A shortage of highly trained mining engineers means a severe AIDS epidemic could seriously threaten mine production. With more employees falling sick due to HIV/AIDS, companies face increased costs for health insurance, sick leave and funeral benefits. Companies also bear the costs of recruiting and training new staff. Lower morale due to illness and loss of co-workers threatens the stable environment needed to sustain operations. Figures have shown an untreated employee may cost his company over three times as much as his annual salary.
WHAT ARE MINING COMPANIES DOING ABOUT IT?
In May this year health experts from seven mining giants met for the first time in London, forming a group organized by the International Council on Mining and Metals (ICMM) to come up with an improved strategy on how to halt the spread of AIDS.
Most large mining corporations have an HIV strategy in place, small and medium-sized companies have fewer policies.
Most large international organizations like the ILO, the World Bank and UNAIDS have written guidelines for the sector. Worldwide policies include the International Finance Corporation's (IFC) HIV/AIDS Resource Guide for the Mining Sector, which provides briefing notes and case studies.
WHAT ARE THE RISKS FOR GOVERNMENTS?
AIDS strikes people in their most productive years and forces countries to reassess budgeting decisions, as they must decide whether to divert spending to healthcare.
The growing need for services and declining revenue leaves governments with increasing deficits, deterring the possibility of foreign investment. The decline in consumer spending as a result of HIV/AIDS is also associated with a decrease in government revenue.

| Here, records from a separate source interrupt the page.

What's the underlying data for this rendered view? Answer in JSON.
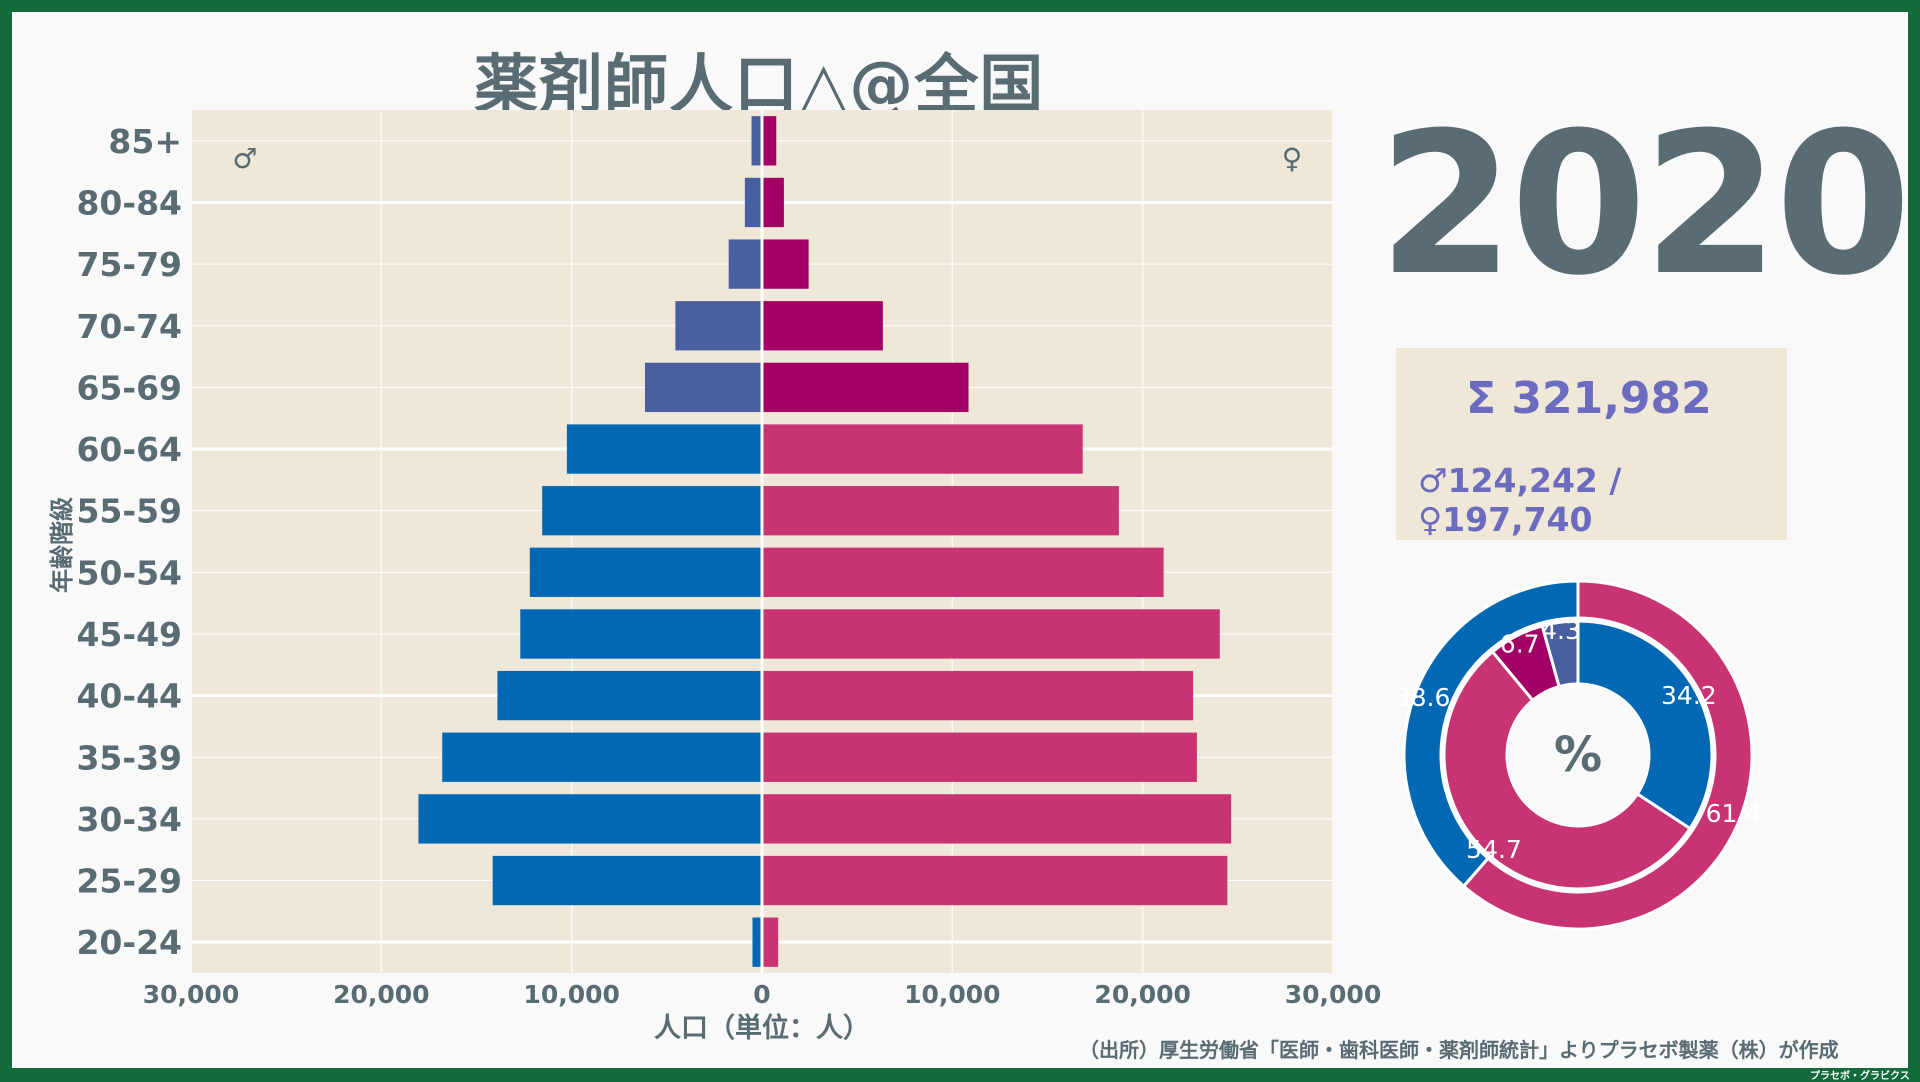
{
  "title": "薬剤師人口△@全国",
  "year": "2020",
  "total": "Σ 321,982",
  "split": "♂124,242 / ♀197,740",
  "source": "（出所）厚生労働省「医師・歯科医師・薬剤師統計」よりプラセボ製薬（株）が作成",
  "credit": "プラセボ・グラビクス",
  "colors": {
    "male_young": "#0368b3",
    "male_old": "#4a5fa0",
    "female_young": "#c73373",
    "female_old": "#a30066",
    "plot_bg": "#efe7d7",
    "text": "#5a6c73"
  },
  "chart_data": [
    {
      "type": "bar",
      "orientation": "horizontal-pyramid",
      "xlabel": "人口（単位：人）",
      "ylabel": "年齢階級",
      "xlim": [
        -30000,
        30000
      ],
      "xticks": [
        -30000,
        -20000,
        -10000,
        0,
        10000,
        20000,
        30000
      ],
      "xtick_labels": [
        "30,000",
        "20,000",
        "10,000",
        "0",
        "10,000",
        "20,000",
        "30,000"
      ],
      "male_symbol": "♂",
      "female_symbol": "♀",
      "categories": [
        "85+",
        "80-84",
        "75-79",
        "70-74",
        "65-69",
        "60-64",
        "55-59",
        "50-54",
        "45-49",
        "40-44",
        "35-39",
        "30-34",
        "25-29",
        "20-24"
      ],
      "series": [
        {
          "values": [
            550,
            900,
            1750,
            4550,
            6150,
            10250,
            11550,
            12200,
            12700,
            13900,
            16800,
            18050,
            14150,
            500
          ]
        },
        {
          "values": [
            750,
            1150,
            2450,
            6350,
            10850,
            16850,
            18750,
            21100,
            24050,
            22650,
            22850,
            24650,
            24450,
            850
          ]
        }
      ]
    },
    {
      "type": "pie",
      "center_label": "%",
      "outer": {
        "labels": [
          "38.6",
          "61.4"
        ],
        "values": [
          38.6,
          61.4
        ]
      },
      "inner": {
        "labels": [
          "4.3",
          "6.7",
          "54.7",
          "34.2"
        ],
        "values": [
          4.3,
          6.7,
          54.7,
          34.2
        ]
      }
    }
  ]
}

Overall losses in GDP have been estimated at about 2 percent in nations with HIV infection over 10 percent.
WHAT ARE GOVERNMENTS DOING ABOUT IT?
Governments have put pressure on pharmaceutical companies to cut the cost of antiretroviral drugs to about $500 per patient annually in 2002 from around $12,000 in the mid-1990s.
Countries such as Thailand, Brazil and Uganda have managed to avoid infection rates at the level in South Africa through awareness program and condom-distribution. But other governments have HIV further down the agenda, especially in regions where the disease is concentrated among prisoners, sex workers and drug users.
Although some governments lack a national strategy, there are local authorities that work together with non-governmental organizations and international agencies.